Japan reactor is no Chernobyl: experts
Posted 51 minutes ago
Experts say health risks from Japan's quake-hit nuclear power reactors seem fairly low and winds are likely to carry any contamination out to the Pacific without threatening other nations.
Authorities are fighting to avert a meltdown at stricken reactors at the Fukushima plant in the worst nuclear accident since the 1986 Chernobyl disaster.
Radiation levels were also up at the Onagawa atomic plant.
"This is not a serious public health issue at the moment," said Malcolm Crick, secretary of the UN Scientific Committee on the Effects of Atomic Radiation.
"It won't be anything like Chernobyl.

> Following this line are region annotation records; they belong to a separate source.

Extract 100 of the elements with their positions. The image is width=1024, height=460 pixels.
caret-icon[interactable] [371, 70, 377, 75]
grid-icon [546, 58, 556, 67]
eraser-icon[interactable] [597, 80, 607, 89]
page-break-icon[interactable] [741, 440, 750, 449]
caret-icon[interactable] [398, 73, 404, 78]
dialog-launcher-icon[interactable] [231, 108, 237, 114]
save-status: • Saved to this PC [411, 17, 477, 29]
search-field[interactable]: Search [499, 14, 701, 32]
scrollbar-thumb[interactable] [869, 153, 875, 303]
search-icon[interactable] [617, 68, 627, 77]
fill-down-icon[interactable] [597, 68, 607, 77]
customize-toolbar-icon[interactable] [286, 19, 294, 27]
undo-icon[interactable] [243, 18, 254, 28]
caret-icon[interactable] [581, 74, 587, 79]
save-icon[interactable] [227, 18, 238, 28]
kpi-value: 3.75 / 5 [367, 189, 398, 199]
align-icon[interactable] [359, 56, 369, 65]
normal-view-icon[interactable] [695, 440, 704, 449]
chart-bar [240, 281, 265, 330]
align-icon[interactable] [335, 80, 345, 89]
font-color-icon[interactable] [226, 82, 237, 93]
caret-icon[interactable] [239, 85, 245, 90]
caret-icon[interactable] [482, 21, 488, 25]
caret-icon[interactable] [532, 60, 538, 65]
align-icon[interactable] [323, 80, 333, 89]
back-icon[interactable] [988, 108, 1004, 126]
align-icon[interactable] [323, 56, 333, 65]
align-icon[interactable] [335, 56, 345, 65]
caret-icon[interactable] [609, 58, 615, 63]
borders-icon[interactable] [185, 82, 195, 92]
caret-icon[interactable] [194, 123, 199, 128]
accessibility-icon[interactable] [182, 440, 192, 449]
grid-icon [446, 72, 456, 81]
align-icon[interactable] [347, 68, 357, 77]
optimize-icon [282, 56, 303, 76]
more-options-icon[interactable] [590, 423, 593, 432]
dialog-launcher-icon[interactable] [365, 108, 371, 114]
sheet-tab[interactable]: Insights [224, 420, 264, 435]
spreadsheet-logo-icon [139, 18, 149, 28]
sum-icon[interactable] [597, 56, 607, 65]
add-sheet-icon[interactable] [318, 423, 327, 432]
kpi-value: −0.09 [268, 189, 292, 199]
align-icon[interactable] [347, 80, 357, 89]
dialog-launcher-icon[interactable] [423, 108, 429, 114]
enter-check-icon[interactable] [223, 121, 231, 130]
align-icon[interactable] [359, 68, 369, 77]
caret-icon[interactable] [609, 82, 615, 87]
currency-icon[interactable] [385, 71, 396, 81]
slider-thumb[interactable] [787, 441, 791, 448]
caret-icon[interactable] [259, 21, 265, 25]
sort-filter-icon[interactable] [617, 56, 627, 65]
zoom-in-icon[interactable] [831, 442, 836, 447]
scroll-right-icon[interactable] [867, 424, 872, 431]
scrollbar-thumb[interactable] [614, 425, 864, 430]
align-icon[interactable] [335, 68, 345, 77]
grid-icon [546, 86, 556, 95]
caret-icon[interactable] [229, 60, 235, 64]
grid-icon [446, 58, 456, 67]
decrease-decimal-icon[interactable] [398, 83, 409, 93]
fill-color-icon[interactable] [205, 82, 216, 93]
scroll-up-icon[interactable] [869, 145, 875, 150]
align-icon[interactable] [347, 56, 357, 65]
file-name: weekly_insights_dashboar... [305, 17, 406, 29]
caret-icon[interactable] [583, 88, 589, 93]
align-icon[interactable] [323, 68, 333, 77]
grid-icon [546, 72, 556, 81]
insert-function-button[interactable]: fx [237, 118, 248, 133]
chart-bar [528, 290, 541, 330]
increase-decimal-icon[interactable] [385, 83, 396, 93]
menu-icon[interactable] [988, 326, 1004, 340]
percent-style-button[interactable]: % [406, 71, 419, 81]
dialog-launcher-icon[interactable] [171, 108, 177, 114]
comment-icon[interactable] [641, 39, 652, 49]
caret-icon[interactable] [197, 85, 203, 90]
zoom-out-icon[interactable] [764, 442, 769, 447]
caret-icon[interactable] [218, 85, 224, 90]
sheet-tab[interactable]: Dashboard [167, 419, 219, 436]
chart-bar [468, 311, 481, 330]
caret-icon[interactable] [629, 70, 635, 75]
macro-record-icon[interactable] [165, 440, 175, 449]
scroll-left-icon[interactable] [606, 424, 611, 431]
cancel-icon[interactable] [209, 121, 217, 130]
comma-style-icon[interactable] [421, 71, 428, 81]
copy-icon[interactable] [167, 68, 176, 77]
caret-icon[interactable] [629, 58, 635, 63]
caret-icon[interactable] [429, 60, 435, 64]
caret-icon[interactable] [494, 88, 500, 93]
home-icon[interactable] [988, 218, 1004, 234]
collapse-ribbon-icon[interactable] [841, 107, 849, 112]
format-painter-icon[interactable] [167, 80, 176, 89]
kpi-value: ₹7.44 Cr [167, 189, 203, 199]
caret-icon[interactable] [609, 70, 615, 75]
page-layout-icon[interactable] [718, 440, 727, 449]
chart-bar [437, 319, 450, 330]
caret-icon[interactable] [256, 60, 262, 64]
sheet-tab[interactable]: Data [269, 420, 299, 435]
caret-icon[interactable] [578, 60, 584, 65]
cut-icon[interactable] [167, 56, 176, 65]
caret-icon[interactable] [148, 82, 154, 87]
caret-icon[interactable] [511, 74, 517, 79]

There the reactor was operating at full power when it exploded and it had no containment."
As a precaution, around 140,000 people have been evacuated from the area around Fukushima.
Mr Crick said a partial meltdown of the Three Mile Island plant in the United States in 1979 - rated more serious than Japan's accident on an international scale - released low amounts of radiation.
"Many people thought they'd been exposed after Three Mile Island," he said.
"The radiation levels were detectable, but in terms of human health it was nothing."
The World Health Organisation (WHO) also said the public health risk from Japan's atomic plants remained "quite low".
http://www.abc.net.au/news/stories/2011/03/14/3163166.htm?section=justin
I did hear the Foreign Minister, Kevin Rudd, say this morning that there was no real threat as the "whatever they are that are reactive" are contained and that their "cover" has not been breached.
I suppose though, that it isn't the best place to build nuclear reactors on a fault line.